C’è un muro sul lago: la miglior difesa attende il miglior attacco

Al top Il Como subisce in media solo 0,7 gol a partita mentre l’Inter ne segna ben 2,29: che sfida domenica sera. Ma sarà anche confronto tra il capocannoniere del torneo Lautaro Martinez e il suo primo inseguitore: Douvikas

como

L’eccellenza della serie A scende in campo al Sinigaglia. L’attacco più forte del campionato, quello dell’Inter, sfida la difesa del Como, che è la meno battuta di tutte. Indubbiamente anche questo è uno dei temi della partita, anzi è il più centrale della sfida tra Fabregas e Chivu.

Se dovessimo rifarci a quello che è successo all’andata, non ci sarebbe partita. Ma questa sarà molto probabilmente una sfida diversa, ed è anche giusto ricordare quello che è accaduto nella semifinale di andata di Coppa Italia sul campo di Como: per quanto l’Inter abbia giocato quella sera con molte seconde linee, sempre della squadra migliore d’Italia stiamo parlando, che non riuscì a impensierire minimanente Butez. In quella partita, insomma, la sfida la vinse la difesa del Como.

Sono settantuno i gol segnati dall’Inter in trentuno giornate, una media di 2,29 a partita, e sono ventidue le reti subìte dal Como, 0,7 a gara. Sono quindici, quasi la metà, le partite in cui la rete comasca è rimasta inviolata, la probabilità che l’Inter possa segnare però è altissima: basti pensare che solo due volte in trentuno giornate di campionato i nerazzurri non hanno fatto gol, ed è accaduto nei due derby contro il Milan, persi entrambi per 1-0. Ma contro tutte le altre la squadra di Chivu almeno un gol lo ha fatto. Diciamo che il Como può sperare di aver esaurito la sua dose all’andata...

Numeri impressionanti

Di fronte, peraltro, ci sono anche il terzo attacco della serie A, quello del Como con i suoi 53 gol, e la terza difesa meno battuta, quella nerazzurra, che ha preso 26 gol. E’ una sfida ad altissimi livelli anche invertendo i reparti, insomma.

E poi, è giusto anche ricordare che in campo ci sono il primo e il secondo marcatore della serie A, altra sfida incrociata che domenica potrebbe vivere una tappa importante: Lautaro guida dall’alto dei suoi sedici gol, ma Douvikas è l’unico che lo sta tallonando al secondo posto con le sue undici reti. Discorso che si estende anche alle due coppie più prolifiche del camponato, con Lautaro e Chalanoglu a quota venticinque e Douvikas-Paz a ventuno. Sui loro gol, prima che su tutto il resto, si basa l’esito della partita di domenica sera.

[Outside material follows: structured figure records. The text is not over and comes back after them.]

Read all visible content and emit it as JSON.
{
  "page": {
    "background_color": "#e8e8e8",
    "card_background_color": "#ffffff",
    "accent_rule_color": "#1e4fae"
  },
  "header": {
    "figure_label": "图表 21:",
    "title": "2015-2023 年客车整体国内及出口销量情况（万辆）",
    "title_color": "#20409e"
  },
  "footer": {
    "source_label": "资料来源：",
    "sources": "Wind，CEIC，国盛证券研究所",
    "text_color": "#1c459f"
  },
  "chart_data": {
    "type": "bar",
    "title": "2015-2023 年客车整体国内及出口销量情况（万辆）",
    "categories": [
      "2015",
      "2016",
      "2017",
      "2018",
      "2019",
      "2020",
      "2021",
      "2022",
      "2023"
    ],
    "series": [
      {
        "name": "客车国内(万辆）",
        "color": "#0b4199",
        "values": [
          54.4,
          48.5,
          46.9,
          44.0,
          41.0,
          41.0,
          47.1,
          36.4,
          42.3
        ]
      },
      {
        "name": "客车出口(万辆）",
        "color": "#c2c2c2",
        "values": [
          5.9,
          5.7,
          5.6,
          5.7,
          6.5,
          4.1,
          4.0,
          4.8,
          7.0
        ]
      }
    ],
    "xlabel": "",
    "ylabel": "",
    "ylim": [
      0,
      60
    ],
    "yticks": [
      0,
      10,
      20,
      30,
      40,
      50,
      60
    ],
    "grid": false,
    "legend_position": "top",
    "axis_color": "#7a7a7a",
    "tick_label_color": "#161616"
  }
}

Ci sono altri numeri assolutamente confrontabili tra il Como e la capolista. Entrambe sono le squadre ad aver perso di meno dopo il Milan: i rossoneri hanno quattro sconfitte, il Como e l’Inter cinque. Ed entrambe hanno perso due volte in casa e tre in trasferta, per quanto una delle trasferte dei nerazzurri sia stato il derby. Dunque i nerazzurri a Milano hanno perso più di quanto il Como abbia fatto al Sinigaglia.

Prima e terza nel girone di ritorno

Che la sfida sia difficilissima è ovvio, ma i numeri dicono che non è certamente impossibile. Quando il Como andò a giocare a Milano a dicembre era sesto in classifica, e aveva sei punti in meno dell’Inter, che era terza.

Non tantissimo distacco neppure allora, ma se guardiamo la classifica del girone di ritorno, dal giro di boa in poi tra i nerazzurri e i biancoblù ci sono solo due punti di differenza, l’Inter è prima e il Como è terzo. In termini di gol fatti e presi, di risultati ottenuti, e di sicuro non è da meno in qualità delle prestazioni. Como-Inter, dunque, non sarà solo la pur affascinante sfida tra Butez e Lautaro. In campo c’è davvero tantissimo di più.